Originally posted on on the e-Sourcing Forum [WayBackMachine] on Saturday, 19 August 2006

The Procurement Service Provider (PSP) landscape can be confusing, with a host of providers coming from many different backgrounds. You have traditional business process outsourcing and IT outsourcing behemoths that have invested in procurement skills, recent startups with procurement outsourcing as their sole vision, and specialist firms that concentrate on a handful of related spend categories. The result is a cloudy map of skills and capabilities ranging from transaction focused providers specializing in automation, through category specialists to comprehensive procurement service providers.

Considering that value comes from selecting the right partner with the right skill set, expertise, and experience to match your needs, it is very important that you can properly evaluate your options and choose the provider that is right for you!

So how do you identify a good PSP?

A good PSP will have access to the latest web-based e-tools, use a center-led procurement model, be driven by operating metrics, and have tools and processes in place to closely monitor compliance. It will also have a significant number of sourcing and category experts on staff who are up to date on best practices, experienced in your industry sector(s), and engaged in regular training and knowledge sharing endeavors designed to ensure they maintain world-class status. It will be based in a robust purchasing facility with integrated process and co-located teams, already have a pre-existing supplier network and supplier intelligence in your categories, extensive change management and knowledge transfer capabilities, and the flexibility to change as your corporate goals change.

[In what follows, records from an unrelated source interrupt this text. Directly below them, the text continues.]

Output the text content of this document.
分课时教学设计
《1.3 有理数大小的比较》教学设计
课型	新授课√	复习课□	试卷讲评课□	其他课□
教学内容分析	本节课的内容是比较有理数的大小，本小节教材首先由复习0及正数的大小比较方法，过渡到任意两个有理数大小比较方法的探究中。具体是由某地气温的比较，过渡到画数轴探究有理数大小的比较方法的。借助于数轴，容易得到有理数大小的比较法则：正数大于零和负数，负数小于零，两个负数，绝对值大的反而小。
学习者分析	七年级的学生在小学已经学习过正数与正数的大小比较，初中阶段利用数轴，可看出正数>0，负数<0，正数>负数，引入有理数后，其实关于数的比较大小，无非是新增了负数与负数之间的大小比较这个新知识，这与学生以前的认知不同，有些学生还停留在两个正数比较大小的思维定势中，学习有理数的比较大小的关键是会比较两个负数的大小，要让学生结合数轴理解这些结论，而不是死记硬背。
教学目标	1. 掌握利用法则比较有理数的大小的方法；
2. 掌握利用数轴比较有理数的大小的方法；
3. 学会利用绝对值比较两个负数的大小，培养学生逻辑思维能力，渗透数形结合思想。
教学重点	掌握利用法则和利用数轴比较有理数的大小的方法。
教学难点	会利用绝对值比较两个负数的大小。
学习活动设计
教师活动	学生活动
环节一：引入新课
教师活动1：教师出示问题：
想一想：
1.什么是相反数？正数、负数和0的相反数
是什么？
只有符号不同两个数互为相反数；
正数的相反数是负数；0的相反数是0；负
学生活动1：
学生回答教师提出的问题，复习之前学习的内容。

Furthermore, the PSP will have a number of referenceable long-term customer relationships where they have been providing comprehensive spend management services across a significant number of companies and categories with a track record of success across industries, a solid balance sheet, a growth plan, and a commitment to maintaining operational excellence in procurement. Procurement will be its primary, if not only, focus.

What should you outsource?

Procurement outsourcing normally generates the largest returns when applied to non-strategic indirect categories and direct commodities of limited strategic value. In addition, it generates the largest return when the PSP has enough volume to identify significant savings opportunities. Therefore, you need to select a PSP that will allow you to go beyond simply infrastructure transfer and process support. (However, you should remember caution and not to go too far with your outsourcing initiative, since strategic sourcing dictates that you manage strategic categories carefully.)

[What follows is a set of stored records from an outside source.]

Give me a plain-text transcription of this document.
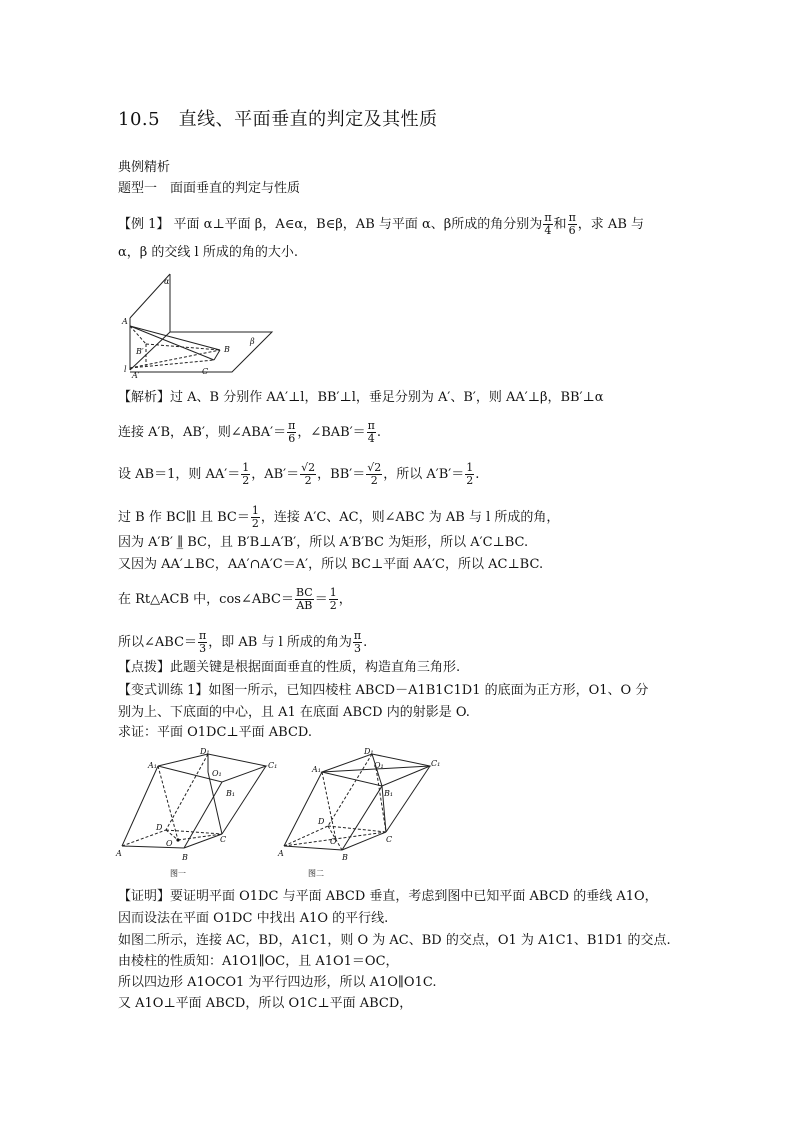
10.5　直线、平面垂直的判定及其性质
典例精析
题型一　面面垂直的判定与性质
【例 1】 平面 α⊥平面 β，A∈α，B∈β，AB 与平面 α、β所成的角分别为 $\frac{\pi}{4}$ 和 $\frac{\pi}{6}$ ，求 AB 与
α，β 的交线 l 所成的角的大小.
α
β
A
B
B′
C
A′
l
【解析】过 A、B 分别作 AA′⊥l，BB′⊥l，垂足分别为 A′、B′，则 AA′⊥β，BB′⊥α
连接 A′B，AB′，则∠ABA′＝ $\frac{\pi}{6}$ ，∠BAB′＝ $\frac{\pi}{4}$ .
设 AB＝1，则 $AA'= \frac{1}{2}$ ，$AB'= \frac{√2}{2}$ ，$BB'= \frac{√2}{2}$ ，所以 $A'B'= \frac{1}{2}$ .
过 B 作 BC∥l 且 $BC= \frac{1}{2}$ ，连接 A′C、AC，则∠ABC 为 AB 与 l 所成的角，
因为 A′B′ ∥̲ BC，且 B′B⊥A′B′，所以 A′B′BC 为矩形，所以 A′C⊥BC.
又因为 AA′⊥BC，AA′∩A′C＝A′，所以 BC⊥平面 AA′C，所以 AC⊥BC.
在 Rt△ACB 中，cos∠ABC＝ $\frac{BC}{AB} = \frac{1}{2}$ ，
所以∠ABC＝ $\frac{\pi}{3}$ ，即 AB 与 l 所成的角为 $\frac{\pi}{3}$ .
【点拨】此题关键是根据面面垂直的性质，构造直角三角形.
【变式训练 1】如图一所示，已知四棱柱 ABCD－A1B1C1D1 的底面为正方形，O1、O 分
别为上、下底面的中心，且 A1 在底面 ABCD 内的射影是 O.
求证：平面 O1DC⊥平面 ABCD.
D₁
C₁
A₁
O₁
B₁
D
C
O
A	B
图一
D₁
C₁
A₁	O₁
B₁
D
C
O
A	B
图二
【证明】要证明平面 O1DC 与平面 ABCD 垂直，考虑到图中已知平面 ABCD 的垂线 A1O，
因而设法在平面 O1DC 中找出 A1O 的平行线.
如图二所示，连接 AC，BD，A1C1，则 O 为 AC、BD 的交点，O1 为 A1C1、B1D1 的交点.
由棱柱的性质知：A1O1∥OC，且 A1O1＝OC，
所以四边形 A1OCO1 为平行四边形，所以 A1O∥O1C.
又 A1O⊥平面 ABCD，所以 O1C⊥平面 ABCD，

Indirect purchases are ideal for procurement outsourcing because they are typically transaction driven, not part of your core business, and so varied that they generate considerable process inefficiencies for your staff, especially when most of your information systems will be designed for your direct categories. Furthermore, due to the sheer number of categories and variations therein, most of your buyers will lack the time and means to apply best practices such as cost breakdowns and benchmarking to these categories. Thus, a PSP with the right skill sets could be invaluable.